TVT: By now we're entering the mid- and late '80's?
KELLER:
Yeah, and so we set up a lab at NAB and did a pretty job of convincing the FCC that they really hadn't looked at the potential interference problems closely enough. By then we also were trying to convince people everywhere that this "HDTV thing" was maybe for real.

Eventually that's how all of us—and there were many people involved in all this, by the way—that's how we got into our over-the-air project demonstrations using the old Channel 9 tower in D.C. for the FCC and up on [Capitol Hill]. It was all a bit tricky because remember around 1987 there was no [U.S.] HD or digital system to use. So we used the NHK MUSE system they had at the time in Japan.

TVT: So how did all this morph from analog HD to DTV, which encompassed digital HD? This is around when the NAB's Eddie Fritts and John Abel first began talking up HDTV as a worthy goal for broadcasters.
KELLER:
Well, remember there still was no transmission system for DTV, yet we had a lot of digital processing. But no digital on-the-air. So we had to develop a workable digital transmission system. I remember every morning for about three months [at NAB] we had a meeting with lots of people in my office and we knew we had to get serious about digital transmission because it was by now becoming increasingly obvious that HDTV in some form was here to stay.
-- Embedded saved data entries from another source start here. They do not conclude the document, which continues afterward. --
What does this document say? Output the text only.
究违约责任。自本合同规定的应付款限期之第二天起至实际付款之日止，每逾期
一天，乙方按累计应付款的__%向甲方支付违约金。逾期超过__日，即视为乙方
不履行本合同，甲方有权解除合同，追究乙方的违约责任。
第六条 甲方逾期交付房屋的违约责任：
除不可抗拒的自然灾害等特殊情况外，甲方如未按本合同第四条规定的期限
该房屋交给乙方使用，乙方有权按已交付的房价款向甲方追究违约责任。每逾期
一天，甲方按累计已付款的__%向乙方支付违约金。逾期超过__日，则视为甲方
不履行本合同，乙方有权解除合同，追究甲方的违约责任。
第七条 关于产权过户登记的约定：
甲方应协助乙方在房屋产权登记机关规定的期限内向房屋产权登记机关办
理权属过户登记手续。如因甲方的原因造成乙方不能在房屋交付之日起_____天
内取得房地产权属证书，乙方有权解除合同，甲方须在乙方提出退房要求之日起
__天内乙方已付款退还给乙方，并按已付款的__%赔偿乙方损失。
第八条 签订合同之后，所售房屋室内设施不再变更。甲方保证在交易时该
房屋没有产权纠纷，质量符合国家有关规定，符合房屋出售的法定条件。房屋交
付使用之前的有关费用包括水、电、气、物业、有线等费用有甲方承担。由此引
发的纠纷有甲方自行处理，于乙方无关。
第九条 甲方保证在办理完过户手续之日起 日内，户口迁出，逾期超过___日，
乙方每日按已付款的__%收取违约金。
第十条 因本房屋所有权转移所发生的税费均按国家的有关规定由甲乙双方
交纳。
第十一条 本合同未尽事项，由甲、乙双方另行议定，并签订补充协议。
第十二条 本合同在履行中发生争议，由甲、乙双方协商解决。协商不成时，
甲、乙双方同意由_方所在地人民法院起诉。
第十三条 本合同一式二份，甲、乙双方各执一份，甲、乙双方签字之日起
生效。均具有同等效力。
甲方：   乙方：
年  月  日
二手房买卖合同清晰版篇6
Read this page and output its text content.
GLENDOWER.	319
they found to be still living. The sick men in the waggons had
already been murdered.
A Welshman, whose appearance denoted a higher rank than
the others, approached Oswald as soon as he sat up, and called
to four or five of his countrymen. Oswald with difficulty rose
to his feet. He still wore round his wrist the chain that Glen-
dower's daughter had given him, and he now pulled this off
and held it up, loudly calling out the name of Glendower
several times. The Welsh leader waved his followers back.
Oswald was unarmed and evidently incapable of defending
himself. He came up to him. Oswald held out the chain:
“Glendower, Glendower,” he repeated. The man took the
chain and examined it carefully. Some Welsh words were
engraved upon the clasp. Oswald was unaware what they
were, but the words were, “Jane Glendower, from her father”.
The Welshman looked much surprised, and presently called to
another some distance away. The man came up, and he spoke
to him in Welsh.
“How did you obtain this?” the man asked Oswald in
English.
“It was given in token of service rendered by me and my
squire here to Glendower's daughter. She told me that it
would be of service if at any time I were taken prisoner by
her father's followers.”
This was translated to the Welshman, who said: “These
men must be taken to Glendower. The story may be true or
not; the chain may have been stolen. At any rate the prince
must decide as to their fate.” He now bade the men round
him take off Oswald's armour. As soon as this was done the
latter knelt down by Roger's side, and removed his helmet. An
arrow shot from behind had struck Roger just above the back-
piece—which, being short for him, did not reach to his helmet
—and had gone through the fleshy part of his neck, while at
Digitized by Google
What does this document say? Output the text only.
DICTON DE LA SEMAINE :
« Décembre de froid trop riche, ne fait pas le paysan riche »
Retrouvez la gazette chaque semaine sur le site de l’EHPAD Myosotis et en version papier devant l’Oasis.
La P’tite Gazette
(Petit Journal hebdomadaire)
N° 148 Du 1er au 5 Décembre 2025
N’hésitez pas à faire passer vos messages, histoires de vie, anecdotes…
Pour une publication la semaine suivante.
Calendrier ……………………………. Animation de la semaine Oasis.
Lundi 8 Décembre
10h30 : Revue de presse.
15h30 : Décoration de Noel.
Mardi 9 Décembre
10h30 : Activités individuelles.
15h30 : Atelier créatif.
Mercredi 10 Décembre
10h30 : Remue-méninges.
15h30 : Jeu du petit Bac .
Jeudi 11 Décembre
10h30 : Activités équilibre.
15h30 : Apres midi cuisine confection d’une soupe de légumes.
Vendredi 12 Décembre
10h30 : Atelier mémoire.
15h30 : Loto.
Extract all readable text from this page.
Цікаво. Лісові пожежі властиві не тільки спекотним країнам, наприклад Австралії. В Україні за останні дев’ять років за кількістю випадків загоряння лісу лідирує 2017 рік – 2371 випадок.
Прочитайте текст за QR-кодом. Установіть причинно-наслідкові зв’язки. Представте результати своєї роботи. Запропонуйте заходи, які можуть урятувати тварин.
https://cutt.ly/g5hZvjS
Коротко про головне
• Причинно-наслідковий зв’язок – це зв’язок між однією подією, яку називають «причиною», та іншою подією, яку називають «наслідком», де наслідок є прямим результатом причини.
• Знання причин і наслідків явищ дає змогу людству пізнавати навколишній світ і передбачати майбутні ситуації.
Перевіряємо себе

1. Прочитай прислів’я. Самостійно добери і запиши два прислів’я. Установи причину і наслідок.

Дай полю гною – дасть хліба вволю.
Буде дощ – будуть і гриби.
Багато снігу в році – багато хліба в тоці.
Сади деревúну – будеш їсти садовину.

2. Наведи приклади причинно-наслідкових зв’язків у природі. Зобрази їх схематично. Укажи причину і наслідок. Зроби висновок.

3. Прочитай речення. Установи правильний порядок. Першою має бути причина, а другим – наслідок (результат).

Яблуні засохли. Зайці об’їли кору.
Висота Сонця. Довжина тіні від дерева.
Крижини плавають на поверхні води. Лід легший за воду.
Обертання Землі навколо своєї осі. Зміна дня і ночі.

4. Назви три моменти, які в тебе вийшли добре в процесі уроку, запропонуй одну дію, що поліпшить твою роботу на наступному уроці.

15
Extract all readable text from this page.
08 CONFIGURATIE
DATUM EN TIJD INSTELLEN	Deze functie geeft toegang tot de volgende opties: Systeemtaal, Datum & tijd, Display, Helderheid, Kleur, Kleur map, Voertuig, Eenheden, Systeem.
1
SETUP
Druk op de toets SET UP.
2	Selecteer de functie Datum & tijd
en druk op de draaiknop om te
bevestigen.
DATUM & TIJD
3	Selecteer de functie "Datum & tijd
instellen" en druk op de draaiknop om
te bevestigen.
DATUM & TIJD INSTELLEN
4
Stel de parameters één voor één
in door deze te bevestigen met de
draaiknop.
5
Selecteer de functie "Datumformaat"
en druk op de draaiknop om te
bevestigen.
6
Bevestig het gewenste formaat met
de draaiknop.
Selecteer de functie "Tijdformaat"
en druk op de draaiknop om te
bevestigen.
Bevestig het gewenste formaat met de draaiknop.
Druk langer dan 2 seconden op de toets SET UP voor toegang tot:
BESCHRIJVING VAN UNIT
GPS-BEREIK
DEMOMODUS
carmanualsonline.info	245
TVT: What were your biggest hurdles once you all set your mind to devising some sort of digital transmission system that eventually became the ATSC standard?
KELLER:
There were some big technical hurdles, including how to devise a system that would work in a 6 megahertz channel. That was the biggest problem. It was eventually solved by compression, of course, and that meant working very precisely on exactly what parts of the video f the picture—does the human eye really not have to see and without really knowing it. What part of video information did we not have to take in to still "see" a good picture? Bill Glenn was a very big contributor to all this.

TVT: Bill Glenn? To the rest of us that would be Dr. William Glenn, the college professor who you and John Abel went with down to visit in Florida in the late '80's, yes? That fateful trip, as you know, is pretty well captured in the Joel Brinkley book.
KELLER:
Yeah, Bill was one of the very first to recognize that terrestrial [digital] broadcasting was a good idea. I wish it had developed faster because terrestrial [broadcast TV] today would be more solid that it is.

TVT: Why do you say that?
KELLER:
Well, cable wouldn't have gotten such an advantage over terrestrial so early. Just imagine if 10 broadcast stations in a market each had four channels and you had that many choices to start with, would we all be paying over a hundred dollars like me for cable or [satellite] every month?

TVT: So you're saying if multicasting, per se, had really taken off sooner?
KELLER:
Yeah. It should have started sooner.

TVT: Just out of curiosity, what type of HD set or sets do you have at home?
KELLER:
My main one is a Sony LED, 1080p, with I think is a 47-inch screen. I'm really sold on LED. Blacks are much better, much blacker, and the video is much better. I don't use plasma because I think they tend to radiate noise if you have things like ham radio and such.

TVT: So, Tom, when you look back on fifty-seven years in the industry working on video and audio breakthroughs—and we know you've paid a lot of attention to audio over the years—what do you think of most favorably?
KELLER:
That's an easy one. The people mostly. There were lots of great people I've worked with over the years. And it took an awful lot of them to do what we did.